Evaluating the effectiveness of Machine Learning in diagnosing Pneumonia using clinical tabular data and raw chest X-ray images.
Pneumonia is a severe respiratory infection that affects a significant portion of the global population. This project investigates whether machine learning models can assist clinical and non-clinical staff in diagnosing pneumonia efficiently.
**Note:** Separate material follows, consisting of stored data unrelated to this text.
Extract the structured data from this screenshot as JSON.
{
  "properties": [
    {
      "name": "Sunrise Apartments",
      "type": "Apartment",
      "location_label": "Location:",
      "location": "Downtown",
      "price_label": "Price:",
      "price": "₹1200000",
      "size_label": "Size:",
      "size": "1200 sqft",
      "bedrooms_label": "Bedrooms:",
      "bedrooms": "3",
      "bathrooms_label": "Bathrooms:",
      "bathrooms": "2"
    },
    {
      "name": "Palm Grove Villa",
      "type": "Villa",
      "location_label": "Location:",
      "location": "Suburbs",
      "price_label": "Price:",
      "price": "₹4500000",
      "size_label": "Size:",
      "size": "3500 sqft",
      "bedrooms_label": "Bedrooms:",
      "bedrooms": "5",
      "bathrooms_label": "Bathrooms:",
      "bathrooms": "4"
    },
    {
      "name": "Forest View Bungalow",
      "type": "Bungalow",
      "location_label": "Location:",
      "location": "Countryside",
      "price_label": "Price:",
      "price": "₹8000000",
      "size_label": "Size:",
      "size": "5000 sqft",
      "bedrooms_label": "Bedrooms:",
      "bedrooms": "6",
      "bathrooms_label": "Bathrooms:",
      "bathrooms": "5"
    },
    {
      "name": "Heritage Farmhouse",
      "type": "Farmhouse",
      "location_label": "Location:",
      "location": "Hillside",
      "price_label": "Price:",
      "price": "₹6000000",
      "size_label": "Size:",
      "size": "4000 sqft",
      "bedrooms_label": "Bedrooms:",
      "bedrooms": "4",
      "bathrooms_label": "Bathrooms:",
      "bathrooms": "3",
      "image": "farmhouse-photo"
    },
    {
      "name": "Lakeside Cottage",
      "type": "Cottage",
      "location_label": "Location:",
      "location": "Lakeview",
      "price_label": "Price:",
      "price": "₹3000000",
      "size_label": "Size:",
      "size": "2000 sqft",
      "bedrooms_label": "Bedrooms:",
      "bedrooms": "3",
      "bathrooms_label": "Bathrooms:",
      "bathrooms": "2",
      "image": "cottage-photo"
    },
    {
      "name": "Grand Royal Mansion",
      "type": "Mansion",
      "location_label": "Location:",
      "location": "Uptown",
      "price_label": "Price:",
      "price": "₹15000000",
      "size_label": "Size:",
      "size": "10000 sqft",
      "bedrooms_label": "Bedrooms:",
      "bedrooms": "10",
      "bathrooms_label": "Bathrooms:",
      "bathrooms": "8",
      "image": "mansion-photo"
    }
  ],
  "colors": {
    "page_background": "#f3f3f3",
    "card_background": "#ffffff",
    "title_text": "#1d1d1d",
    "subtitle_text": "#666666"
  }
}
The investigation is split into two main approaches:
- Analyzing tabular clinical data using standard classification algorithms and ensembles.
- Classifying raw chest X-ray images directly using a Support Vector Machine (SVM).
To ensure the models were trained on high-quality data, several preprocessing steps were applied to the raw pneumonia_raw.csv dataset:
- Data Cleaning: Removed duplicate records and filtered out numerical outliers (e.g., negative values for consolidation dimensions).
- Categorical Encoding: Converted the categorical target feature into a numerical format using label encoding.
- Feature Selection: Dropped irrelevant identifiers, such as the Patient ID, based on correlation matrix results.
- Scaling: Applied Standard Scaling via pipelines to ensure all features had a mean of 0 and a standard deviation of 1.
- Imbalance Handling: Utilized stratified sampling and the
class_weight='balanced'hyperparameter to counteract the higher volume of positive pneumonia cases in the dataset.
Five standalone models and four ensembles were evaluated using K-Fold Cross Validation and Confusion Matrices to determine the best approach for the tabular clinical data.
| Model | Hyperparameters Tuned | Accuracy |
|---|---|---|
| Support Vector Machine | kernel='rbf', gamma=5 | 71.6% |
| Random Forest (Ensemble 1) | n_estimators=150, max_depth=5 | 67.2% |
| Voting Ensemble 2 | estimators = DT, KNN, LR | 65.5% |
| K-Nearest Neighbors | n_neighbors=7 | 64.7% |
| Final Ensemble (RF, SVM, LR) | Diverse hyperparameter settings | 64.7% |
| Ensemble of Ensembles | estimators = Ensemble 1 & 2 | 64.7% |
| Logistic Regression | solver='liblinear', max_iter=150 | 62.9% |
| Decision Tree | max_depth=5, min_samples_split=2 | 60.3% |
| Gaussian Naive Bayes | var_smoothing=1e-8 | 59.5% |
Instead of relying solely on clinical measurements, an AI approach was deployed to directly analyze chest X-ray images.
- Image Processing: Images were loaded, resized to 128x128 pixels, converted to grayscale, and flattened into 1D arrays to be compatible with standard machine learning classifiers.
- Model Used: Support Vector Machine (Linear Kernel)
- Result: The model achieved an Accuracy of 75.0%. It demonstrated strong precision and recall across both the "Pneumonia" and "Normal" classes, proving that supervised learning can effectively extract diagnostic patterns directly from pixel data.
Machine learning can successfully assist in diagnosing pneumonia. While individual models like the Support Vector Machine performed best on the clinical tabular data, ensemble methods proved highly reliable by combining the strengths of diverse algorithms. Furthermore, the 75.0% accuracy achieved on the raw X-ray dataset confirms that AI can bypass manual clinical measurements and analyze radiologic imaging directly with a high degree of success.
- Rajaraman, S., et al. (2020). Efficient pneumonia detection in chest X-ray images using deep learning. BMC Medical Imaging.
- Rajpurkar, P., et al. (2017). CheXNet: Radiologist-level pneumonia detection on chest X-rays with deep learning. arXiv preprint.
- Pan, Z., et al. (2023). Diagnosis and detection of pneumonia using weak-label based on X-ray images. BMC Medical Imaging.
To run this notebook, you will need:
- Python 3
- Libraries:
pandas,numpy,scikit-learn - Platform: Optimized for Google Colab.